[Updated for 0.9 on 2007/04/12]
rspec-0.9’s ‘spec/rails’ (RSpec on Rails) plugin lets you spec your views in complete isolation of any controllers. This means that you can spec your views even before there are any models or controllers! Once models and controllers do exist, changes to them will not cause your view specs to fail.
Here’s a brief tutorial to get you started.
Create a new rails app.
rails oldnews
Now install rspec and rspec_on_rails plugins.
cd oldnews ruby script/plugin install svn://rubyforge.org/var/svn/rspec/tags/REL_0_9_0_BETA_2/rspec ruby script/plugin install svn://rubyforge.org/var/svn/rspec/tags/REL_0_9_0_BETA_2/rspec_on_rails ruby script/generate rspec
Next, using the rspec controller generator, create a controller for articles:
$ script/generate rspec_controller articles list show
exists app/controllers/
exists app/helpers/
create app/views/articles
create spec/controllers/
create spec/helpers/
create spec/views/articles
create spec/controllers/articles_controller_spec.rb
create spec/helpers/articles_helper_spec.rb
create app/controllers/articles_controller.rb
create app/helpers/articles_helper.rb
create spec/views/articles/list_view_spec.rb
create app/views/articles/list.rhtml
create spec/views/articles/show_view_spec.rb
create app/views/articles/show.rhtml
Open up spec/views/articles/list_view_spec.rb and update it as follows:
require File.dirname(__FILE__) + '/../../spec_helper'
describe "articles/list with just one article" do
it "should display the title" do
render 'articles/list'
response.should have_tag('div', "example title")
end
end
Now run the specs – stand in the project root and …

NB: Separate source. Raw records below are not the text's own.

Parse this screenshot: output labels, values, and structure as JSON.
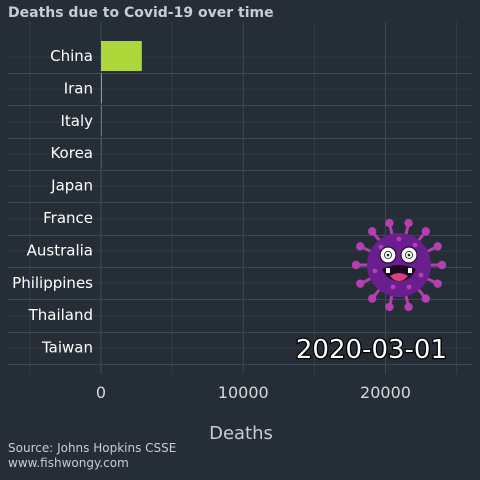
{
  "chart_data": {
    "type": "bar",
    "orientation": "horizontal",
    "title": "Deaths due to Covid-19 over time",
    "categories": [
      "China",
      "Iran",
      "Italy",
      "Korea",
      "Japan",
      "France",
      "Australia",
      "Philippines",
      "Thailand",
      "Taiwan"
    ],
    "values": [
      2870,
      54,
      34,
      17,
      6,
      2,
      1,
      1,
      0,
      0
    ],
    "xlabel": "Deaths",
    "ylabel": "",
    "xlim": [
      -5000,
      26000
    ],
    "xticks": [
      "0",
      "10000",
      "20000"
    ],
    "grid": true,
    "date_label": "2020-03-01",
    "bar_color": "#acd63a",
    "source_lines": [
      "Source: Johns Hopkins CSSE",
      "www.fishwongy.com"
    ]
  },
  "theme": {
    "background": "#252d36",
    "grid_color": "#3b4a55",
    "virus_color": "#6a1f8f",
    "virus_spike_color": "#b43fb1"
  },
  "decoration": {
    "icon": "coronavirus-cartoon-icon"
  }
}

ruby spec/views/articles/list_view_spec.rb -fs
… and you should get output like this (plus some backtrace info) …
articles/list with just one article – should display the title (FAILED – 1)
1) ‘articles/list with just one article should display the title’ FAILED Expected at least 1 elements, found 0. is not true.
Open up app/views/articles/list.rhtml and edit as follows…
example title
Run the spec again and you’ll see that it passes. We have duplication between the spec and the subject code. To get rid of it, we’ll have to feed the view some data that it can display. Add a setup to the spec:
require File.dirname(__FILE__) + '/../../spec_helper'
describe "articles/list with just one article" do
before do
@article = mock("article")
@article.should_receive(:title).and_return("example title")
assigns[:articles] = [@article]
end
it "should display the title" do
render 'articles/list'
response.should have_tag('div', "example title")
end
end
… and run the specs …
articles/list with just one article – should display the title (ERROR – 1)
1) Spec::Mocks::MockExpectationError in ‘articles/list with just one article should display the title’ Mock ‘article’ expected :title with (any args) once, but received it 0 times
This fails because the mock article never receives the :title message. You can get this to pass like so …
# in app/views/articles/list.rhtml
<%= @articles[0].title %>
So we’re part of the way there, but what we want is for the view to iterate through the list. So add another spec …
describe "articles/list with three articles" do
before do
articles = (1..3).inject([]) do |list, index|
article = mock("article #{index}")
article.should_receive(:title).and_return("example title #{index}")
list << article
end
assigns[:articles] = articles
end
it "should display the title" do
render 'articles/list'
response.should have_tag("div", "example title 1")
response.should have_tag("div", "example title 2")
response.should have_tag("div", "example title 3")
end
end
… which produces …
$ ruby spec/views/articles/list_view_spec.rb -fs
articles/list with just one article – should display the title
articles/list with three articles – should display the title (FAILED – 1)
1) ‘articles/list with three articles should display the title’ FAILED <“example title 2”> expected but was <“example title 1”>.
It is failing on the second title because we’re not yet iterating through the articles. So…
<% for article in @articles %>
<%= article.title %>
<% end %>
… and viola!
$ ruby spec/views/articles/list_view_spec.rb -fs
articles/list with just one article – should display the title
articles/list with three articles – should display the title
As you can see, we are able to do this without any models or actions yet developed. As those get added, this spec will continue to pass because there is no dependency between it and the real models and controllers.
Now the risk here is that you could build a model that doesn’t have a title field in it and your app will blow up! Admittedly, if you only write isolated, granular specs like this that risk is real. So you should be doing this in conjunction with integration testing. Unfortunately, RSpec 0.9 does not yet support any integration testing directly, but there are plenty of great tools that will handle that for you. If you want to keep it on the command line, use something like rails integration testing. If you like in-browser testing you can use watir or selenium.